Jean-Pierre Bemba in court
qui est Jean-Pierre Bemba Gombo

Par Wakabi Wairagala

Un ancien membre du Mouvement pour la libération du Congo (MLC) a été aujourd’hui interrogé par la défense de Jean-Pierre Bemba au sujet du code de conduite que le groupe appliquait à l’époque où ses soldats auraient commis des crimes de guerre.

Le témoin « de l’intérieur », qui se présentait à la barre sous le pseudonyme de ‘‘témoin 32’’, a lu différents articles du code à la demande de l’avocat de la défense, Aimé Kilolo-Musamba. La signification de cette lecture, toutefois, n’est pas apparue clairement puisque l’interrogatoire qui a suivi s’est déroulé à huis clos.

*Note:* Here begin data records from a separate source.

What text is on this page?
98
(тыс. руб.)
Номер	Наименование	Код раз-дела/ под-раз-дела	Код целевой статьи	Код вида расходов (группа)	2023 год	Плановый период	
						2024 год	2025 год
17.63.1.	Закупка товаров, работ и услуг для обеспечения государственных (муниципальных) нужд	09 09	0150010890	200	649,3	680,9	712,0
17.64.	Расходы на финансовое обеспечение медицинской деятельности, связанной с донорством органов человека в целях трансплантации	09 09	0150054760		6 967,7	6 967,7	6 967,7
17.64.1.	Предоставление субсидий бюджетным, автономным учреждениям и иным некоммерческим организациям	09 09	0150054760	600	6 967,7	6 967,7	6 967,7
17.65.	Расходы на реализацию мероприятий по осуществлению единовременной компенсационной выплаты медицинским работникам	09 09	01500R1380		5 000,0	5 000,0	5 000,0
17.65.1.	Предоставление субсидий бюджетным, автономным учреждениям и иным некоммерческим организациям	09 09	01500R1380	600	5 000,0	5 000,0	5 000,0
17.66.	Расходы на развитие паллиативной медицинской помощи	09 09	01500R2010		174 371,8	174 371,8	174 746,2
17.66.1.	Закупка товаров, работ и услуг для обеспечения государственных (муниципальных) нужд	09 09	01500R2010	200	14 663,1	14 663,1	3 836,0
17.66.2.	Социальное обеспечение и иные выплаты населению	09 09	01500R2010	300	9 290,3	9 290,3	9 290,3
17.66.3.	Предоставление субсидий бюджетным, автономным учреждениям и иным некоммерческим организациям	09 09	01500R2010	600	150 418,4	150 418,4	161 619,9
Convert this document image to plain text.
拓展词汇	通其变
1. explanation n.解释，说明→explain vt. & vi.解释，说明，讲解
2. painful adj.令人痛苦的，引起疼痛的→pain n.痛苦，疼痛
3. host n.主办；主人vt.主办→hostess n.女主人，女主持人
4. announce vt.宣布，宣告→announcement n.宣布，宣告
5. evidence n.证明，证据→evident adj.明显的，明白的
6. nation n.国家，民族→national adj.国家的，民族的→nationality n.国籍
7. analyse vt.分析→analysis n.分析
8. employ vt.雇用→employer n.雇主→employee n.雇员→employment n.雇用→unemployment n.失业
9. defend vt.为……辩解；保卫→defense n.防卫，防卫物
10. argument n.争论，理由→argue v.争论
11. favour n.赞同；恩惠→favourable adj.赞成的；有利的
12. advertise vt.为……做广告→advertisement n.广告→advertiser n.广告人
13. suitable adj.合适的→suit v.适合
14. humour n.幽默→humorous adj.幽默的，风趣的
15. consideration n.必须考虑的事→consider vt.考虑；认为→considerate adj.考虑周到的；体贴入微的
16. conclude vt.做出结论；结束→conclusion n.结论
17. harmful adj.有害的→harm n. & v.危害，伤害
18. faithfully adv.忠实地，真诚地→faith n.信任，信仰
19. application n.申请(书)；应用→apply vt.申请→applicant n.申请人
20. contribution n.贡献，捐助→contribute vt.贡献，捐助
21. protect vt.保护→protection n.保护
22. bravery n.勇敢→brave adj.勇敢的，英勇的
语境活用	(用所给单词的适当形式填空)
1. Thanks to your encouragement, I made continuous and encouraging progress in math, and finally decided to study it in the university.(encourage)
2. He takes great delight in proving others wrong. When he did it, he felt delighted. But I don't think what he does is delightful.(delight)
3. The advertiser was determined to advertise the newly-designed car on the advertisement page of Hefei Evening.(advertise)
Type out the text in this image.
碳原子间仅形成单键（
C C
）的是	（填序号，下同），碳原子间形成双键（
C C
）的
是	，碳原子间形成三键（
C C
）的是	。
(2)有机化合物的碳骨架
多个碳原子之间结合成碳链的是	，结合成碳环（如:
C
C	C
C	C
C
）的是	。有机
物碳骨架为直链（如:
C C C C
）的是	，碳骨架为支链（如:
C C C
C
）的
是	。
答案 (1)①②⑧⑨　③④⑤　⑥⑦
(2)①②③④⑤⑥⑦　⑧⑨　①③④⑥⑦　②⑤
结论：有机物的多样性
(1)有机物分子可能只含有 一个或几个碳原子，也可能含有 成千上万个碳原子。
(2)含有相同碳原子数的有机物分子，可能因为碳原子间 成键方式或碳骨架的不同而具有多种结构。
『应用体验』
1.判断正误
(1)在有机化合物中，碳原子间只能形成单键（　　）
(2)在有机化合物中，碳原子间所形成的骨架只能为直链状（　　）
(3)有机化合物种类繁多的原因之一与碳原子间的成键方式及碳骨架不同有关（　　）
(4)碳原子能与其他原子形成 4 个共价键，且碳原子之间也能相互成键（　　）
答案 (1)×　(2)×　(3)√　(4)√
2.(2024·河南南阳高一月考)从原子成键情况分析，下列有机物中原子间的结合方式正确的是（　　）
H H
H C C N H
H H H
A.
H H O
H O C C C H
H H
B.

Tandis que les procureurs de la Cour pénale internationale (CPI) soutiennent que l’accusé de crimes de guerre M. Bemba n’avait pas fait connaître le code de conduite du groupe à ses soldats, ce dernier a répondu qu’il utilisait réellement le code pour punir les soldats fautifs. M. Bemba est jugé pour manquement présumé à prendre des mesures, en tant que commandant en chef du MLC, à l’encontre de ses soldats qui auraient perpétré en masse des viols, des meurtres et des pillages en République centrafricaine (RCA) pendant les années 2002 et 2003.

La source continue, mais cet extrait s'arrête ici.